Xachariah comments on Game Theory As A Dark Art - Less Wrong

50 Post author: Yvain 24 July 2012 03:27AM

You are viewing a comment permalink. View the original post to see all comments and the full post content.

Comments (100)

You are viewing a single comment's thread. Show more comments above.

Comment author: MBlume 24 July 2012 11:32:06PM 28 points [-]

Note that I actually attempted to run a dollar auction at Benton and wound up selling my $20 for $1 to the first bidder. If memory serves, either the people in the room drew lots for the right to bid, or the bidder agreed to share profits with the others.

Comment author: Xachariah 25 July 2012 06:03:29AM *  5 points [-]

Upvoted for trying to do it in real life.

It's nice to see coordination between homo-sapiens beating homo-economicus.

Comment author: wedrifid 25 July 2012 07:06:28AM 0 points [-]

It's nice to see coordination between homo-sapiens beating homo-economicus.

Not exactly. If there was a homo-economicus there he would have kicked their ass.

Comment author: Xachariah 25 July 2012 07:20:27AM *  5 points [-]

And if there were two homo-economicii there, they would have each given MBlume infinity dollars until one of them ran out of cash.

There's a reason humans evolved not to fall into those traps.

Edit: Whoops, brain farted that one. Homo economucii would play a mixed strategy, with a NE of $0 dollars expected gain. Cooperating humans play a strategy where they win $19 every time.

Comment author: endoself 25 July 2012 08:32:47PM 5 points [-]

What? No they wouldn't. Giving MBlume infinity dollars is not a Nash equilibrium.

Comment author: MBlume 26 July 2012 02:20:30AM 10 points [-]

It isn't? Darn =(

Comment author: Eliezer_Yudkowsky 02 August 2012 04:32:27AM 7 points [-]

I don't see how any one player can do better in a world where MBlume gets infinity dollars.

Comment author: [deleted] 02 August 2012 08:40:55AM 1 point [-]

Even after inflation?

Comment author: Mestroyer 29 July 2012 04:34:32PM 4 points [-]

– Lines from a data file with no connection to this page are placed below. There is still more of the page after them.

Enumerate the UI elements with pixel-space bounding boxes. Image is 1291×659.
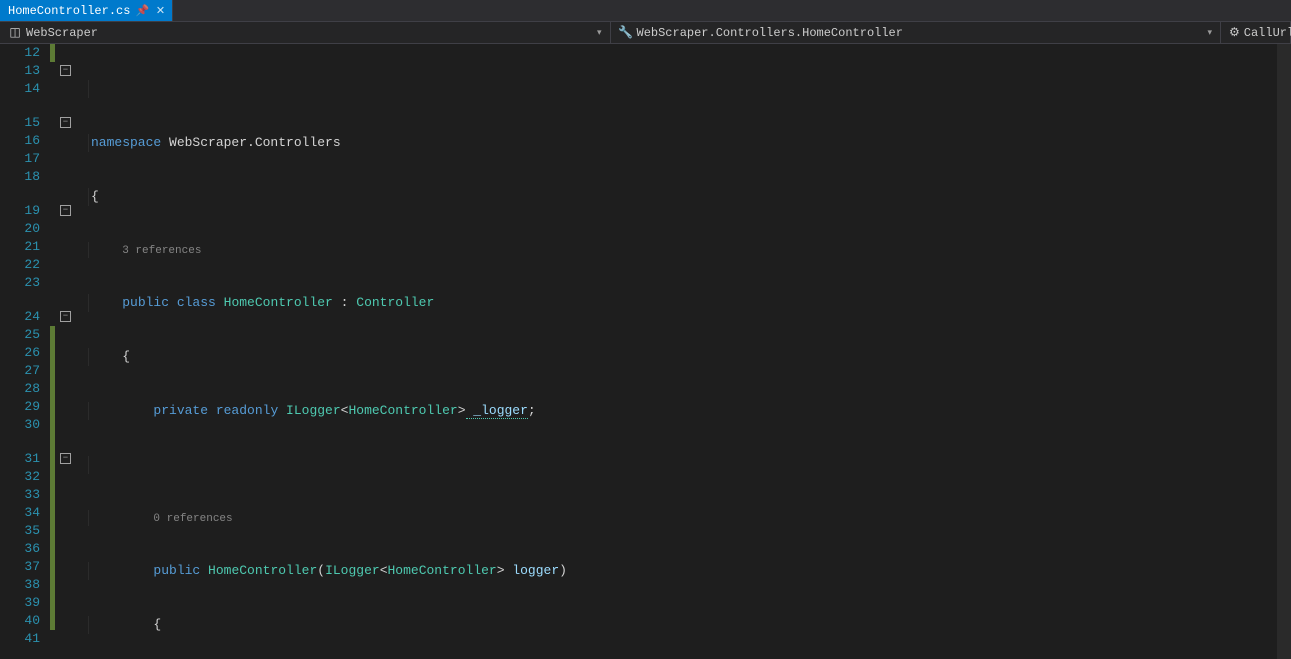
line-number: 31 bbox=[0, 450, 40, 468]
nav-member-label: CallUrl(s bbox=[1244, 26, 1291, 40]
line-number: 19 bbox=[0, 202, 40, 220]
code-line[interactable]: { bbox=[88, 348, 1291, 366]
line-number: 13 bbox=[0, 62, 40, 80]
code-line[interactable]: { bbox=[88, 616, 1291, 634]
fold-toggle[interactable]: − bbox=[60, 117, 71, 128]
line-number: 28 bbox=[0, 380, 40, 398]
line-number: 12 bbox=[0, 44, 40, 62]
code-editor[interactable]: 12 13 14 15 16 17 18 19 20 21 22 23 24 2… bbox=[0, 44, 1291, 659]
code-line[interactable]: { bbox=[88, 188, 1291, 206]
line-number: 29 bbox=[0, 398, 40, 416]
line-number: 37 bbox=[0, 558, 40, 576]
line-number: 41 bbox=[0, 630, 40, 648]
line-number: 18 bbox=[0, 168, 40, 186]
code-line[interactable]: private readonly ILogger<HomeController>… bbox=[88, 402, 1291, 420]
code-line[interactable] bbox=[88, 456, 1291, 474]
fold-toggle[interactable]: − bbox=[60, 65, 71, 76]
line-number: 20 bbox=[0, 220, 40, 238]
editor-margin: − − − − − bbox=[50, 44, 88, 659]
nav-project-segment[interactable]: ◫ WebScraper ▾ bbox=[0, 22, 611, 43]
nav-class-label: WebScraper.Controllers.HomeController bbox=[637, 26, 903, 40]
code-line[interactable] bbox=[88, 80, 1291, 98]
line-number: 39 bbox=[0, 594, 40, 612]
fold-toggle[interactable]: − bbox=[60, 311, 71, 322]
line-number: 24 bbox=[0, 308, 40, 326]
nav-member-segment[interactable]: ⚙ CallUrl(s bbox=[1221, 22, 1291, 43]
line-number: 30 bbox=[0, 416, 40, 434]
class-icon: 🔧 bbox=[619, 26, 633, 40]
line-number: 23 bbox=[0, 274, 40, 292]
navigation-bar: ◫ WebScraper ▾ 🔧 WebScraper.Controllers.… bbox=[0, 22, 1291, 44]
line-number: 27 bbox=[0, 362, 40, 380]
chevron-down-icon: ▾ bbox=[585, 28, 602, 38]
line-number bbox=[0, 292, 40, 308]
line-number: 34 bbox=[0, 504, 40, 522]
code-content[interactable]: namespace WebScraper.Controllers { 3 ref… bbox=[88, 44, 1291, 659]
code-line[interactable]: public HomeController(ILogger<HomeContro… bbox=[88, 562, 1291, 580]
line-number: 25 bbox=[0, 326, 40, 344]
file-tab-active[interactable]: HomeController.cs 📌 ✕ bbox=[0, 0, 173, 21]
code-line[interactable]: namespace WebScraper.Controllers bbox=[88, 134, 1291, 152]
line-number-gutter: 12 13 14 15 16 17 18 19 20 21 22 23 24 2… bbox=[0, 44, 50, 659]
line-number bbox=[0, 434, 40, 450]
file-tab-label: HomeController.cs bbox=[8, 4, 130, 18]
line-number: 21 bbox=[0, 238, 40, 256]
line-number: 14 bbox=[0, 80, 40, 98]
codelens[interactable]: 3 references bbox=[88, 242, 1291, 258]
vertical-scrollbar[interactable] bbox=[1277, 44, 1291, 659]
line-number bbox=[0, 186, 40, 202]
line-number: 36 bbox=[0, 540, 40, 558]
line-number: 38 bbox=[0, 576, 40, 594]
line-number: 22 bbox=[0, 256, 40, 274]
line-number: 16 bbox=[0, 132, 40, 150]
codelens[interactable]: 0 references bbox=[88, 510, 1291, 526]
line-number: 32 bbox=[0, 468, 40, 486]
line-number: 17 bbox=[0, 150, 40, 168]
fold-toggle[interactable]: − bbox=[60, 205, 71, 216]
method-icon: ⚙ bbox=[1229, 26, 1240, 40]
nav-class-segment[interactable]: 🔧 WebScraper.Controllers.HomeController … bbox=[611, 22, 1222, 43]
line-number bbox=[0, 98, 40, 114]
line-number: 33 bbox=[0, 486, 40, 504]
nav-project-label: WebScraper bbox=[26, 26, 98, 40]
file-tab-strip: HomeController.cs 📌 ✕ bbox=[0, 0, 1291, 22]
code-line[interactable]: public class HomeController : Controller bbox=[88, 294, 1291, 312]
line-number: 26 bbox=[0, 344, 40, 362]
fold-toggle[interactable]: − bbox=[60, 453, 71, 464]
csharp-project-icon: ◫ bbox=[8, 26, 22, 40]
line-number: 40 bbox=[0, 612, 40, 630]
pin-icon[interactable]: 📌 bbox=[136, 5, 148, 17]
chevron-down-icon: ▾ bbox=[1195, 28, 1212, 38]
line-number: 35 bbox=[0, 522, 40, 540]
close-icon[interactable]: ✕ bbox=[154, 5, 166, 17]
line-number: 15 bbox=[0, 114, 40, 132]
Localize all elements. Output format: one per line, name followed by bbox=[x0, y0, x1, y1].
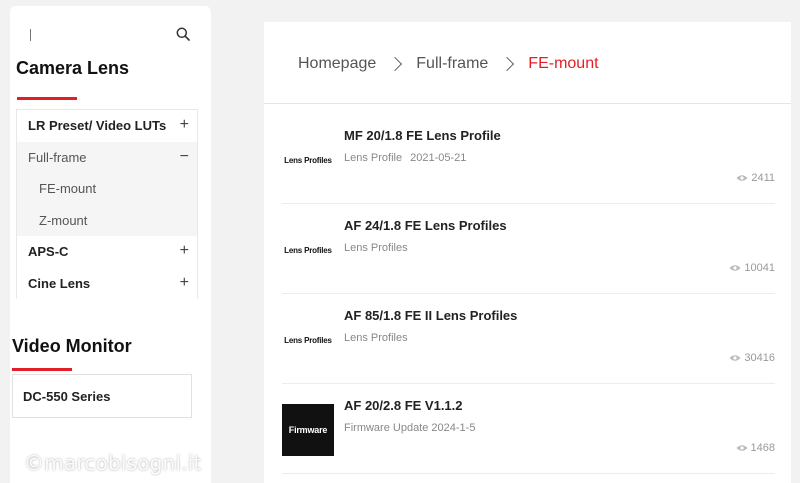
search-bar bbox=[10, 6, 211, 54]
search-input[interactable] bbox=[30, 29, 31, 41]
sidebar: Camera Lens LR Preset/ Video LUTs + Full… bbox=[10, 6, 211, 483]
eye-icon bbox=[736, 445, 748, 451]
item-title[interactable]: AF 20/2.8 FE V1.1.2 bbox=[344, 398, 463, 413]
menu-item-z-mount[interactable]: Z-mount bbox=[17, 204, 197, 236]
view-count-value: 10041 bbox=[744, 262, 775, 274]
item-category: Lens Profiles bbox=[344, 332, 408, 344]
menu-item-label: Cine Lens bbox=[28, 275, 91, 291]
item-category: Lens Profile bbox=[344, 152, 403, 164]
eye-icon bbox=[736, 175, 748, 181]
thumbnail[interactable]: Firmware bbox=[282, 404, 334, 456]
view-count-value: 30416 bbox=[744, 352, 775, 364]
item-meta: Lens Profile 2021-05-21 bbox=[344, 152, 466, 164]
breadcrumb-homepage[interactable]: Homepage bbox=[298, 55, 376, 73]
view-count: 30416 bbox=[729, 352, 775, 364]
breadcrumb: Homepage Full-frame FE-mount bbox=[298, 55, 599, 73]
thumbnail[interactable]: Lens Profiles bbox=[282, 134, 334, 186]
menu-item-label: FE-mount bbox=[39, 181, 97, 197]
item-meta: Lens Profiles bbox=[344, 242, 408, 254]
list-item[interactable]: Lens Profiles MF 20/1.8 FE Lens Profile … bbox=[282, 114, 775, 204]
list-item[interactable]: Lens Profiles AF 85/1.8 FE II Lens Profi… bbox=[282, 294, 775, 384]
view-count-value: 1468 bbox=[750, 442, 775, 454]
eye-icon bbox=[729, 265, 741, 271]
category-title-underline bbox=[17, 97, 77, 100]
item-category: Lens Profiles bbox=[344, 242, 408, 254]
menu-item-label: Z-mount bbox=[39, 212, 88, 228]
thumbnail[interactable]: Lens Profiles bbox=[282, 314, 334, 366]
menu-item-dc-550[interactable]: DC-550 Series bbox=[23, 389, 110, 404]
expand-icon[interactable]: + bbox=[180, 274, 189, 292]
video-monitor-title: Video Monitor bbox=[12, 336, 132, 356]
list-item[interactable]: Lens Profiles AF 24/1.8 FE Lens Profiles… bbox=[282, 204, 775, 294]
video-monitor-menu: DC-550 Series bbox=[12, 374, 192, 418]
category-menu: LR Preset/ Video LUTs + Full-frame − FE-… bbox=[16, 109, 198, 299]
view-count: 10041 bbox=[729, 262, 775, 274]
menu-item-label: APS-C bbox=[28, 244, 69, 260]
item-title[interactable]: AF 85/1.8 FE II Lens Profiles bbox=[344, 308, 517, 323]
menu-item-label: Full-frame bbox=[28, 149, 87, 165]
item-title[interactable]: AF 24/1.8 FE Lens Profiles bbox=[344, 218, 507, 233]
item-date: 2024-1-5 bbox=[431, 422, 476, 434]
menu-item-lr-preset[interactable]: LR Preset/ Video LUTs + bbox=[17, 110, 197, 142]
breadcrumb-current: FE-mount bbox=[528, 55, 599, 72]
collapse-icon[interactable]: − bbox=[180, 148, 189, 166]
item-title[interactable]: MF 20/1.8 FE Lens Profile bbox=[344, 128, 501, 143]
view-count: 1468 bbox=[736, 442, 775, 454]
item-category: Firmware Update bbox=[344, 422, 429, 434]
search-icon[interactable] bbox=[176, 27, 190, 41]
item-meta: Firmware Update 2024-1-5 bbox=[344, 422, 475, 434]
thumbnail[interactable]: Lens Profiles bbox=[282, 224, 334, 276]
divider bbox=[264, 103, 791, 104]
chevron-right-icon bbox=[390, 56, 400, 72]
menu-item-aps-c[interactable]: APS-C + bbox=[17, 236, 197, 268]
list-item[interactable]: Firmware AF 20/2.8 FE V1.1.2 Firmware Up… bbox=[282, 384, 775, 474]
category-title: Camera Lens bbox=[16, 58, 130, 78]
view-count-value: 2411 bbox=[751, 172, 775, 184]
menu-item-full-frame[interactable]: Full-frame − bbox=[17, 141, 197, 173]
expand-icon[interactable]: + bbox=[180, 242, 189, 260]
eye-icon bbox=[729, 355, 741, 361]
watermark: ©marcobisogni.it bbox=[24, 451, 202, 475]
article-list: Lens Profiles MF 20/1.8 FE Lens Profile … bbox=[282, 114, 775, 474]
menu-item-cine-lens[interactable]: Cine Lens + bbox=[17, 268, 197, 300]
menu-item-fe-mount[interactable]: FE-mount bbox=[17, 173, 197, 205]
view-count: 2411 bbox=[736, 172, 775, 184]
expand-icon[interactable]: + bbox=[180, 116, 189, 134]
breadcrumb-full-frame[interactable]: Full-frame bbox=[416, 55, 488, 73]
item-date: 2021-05-21 bbox=[410, 152, 467, 164]
main-content: Homepage Full-frame FE-mount Lens Profil… bbox=[264, 22, 791, 483]
chevron-right-icon bbox=[502, 56, 512, 72]
menu-item-label: LR Preset/ Video LUTs bbox=[28, 118, 167, 134]
video-monitor-title-underline bbox=[12, 368, 72, 371]
item-meta: Lens Profiles bbox=[344, 332, 408, 344]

It's not CDT-rational to bid one dollar for 20 dollars if there is a high probability that others will be bidding as well, because you are unlikely to actually make that $19 profit. You are likely to actually get $0 for your $1. And if you know in advance that you would make the decision to pour more money in when you are being outbid, then the expected utility of bidding $1 is even lower, because you will be paying even more for nothing.

Comment author: FourFire 28 August 2014 03:25:10PM 0 points [-]

Indeed I consider that the winning move would be to blackmail the person starting the auction for a small percentage of his winnings, (else you expain to everyone present why he'll get those winnings).

Comment author: wedrifid 25 July 2012 07:46:50AM *  4 points [-]

There's a reason humans evolved not to fall into those traps.

Yes, it's just almost nothing to do with this kind of consideration.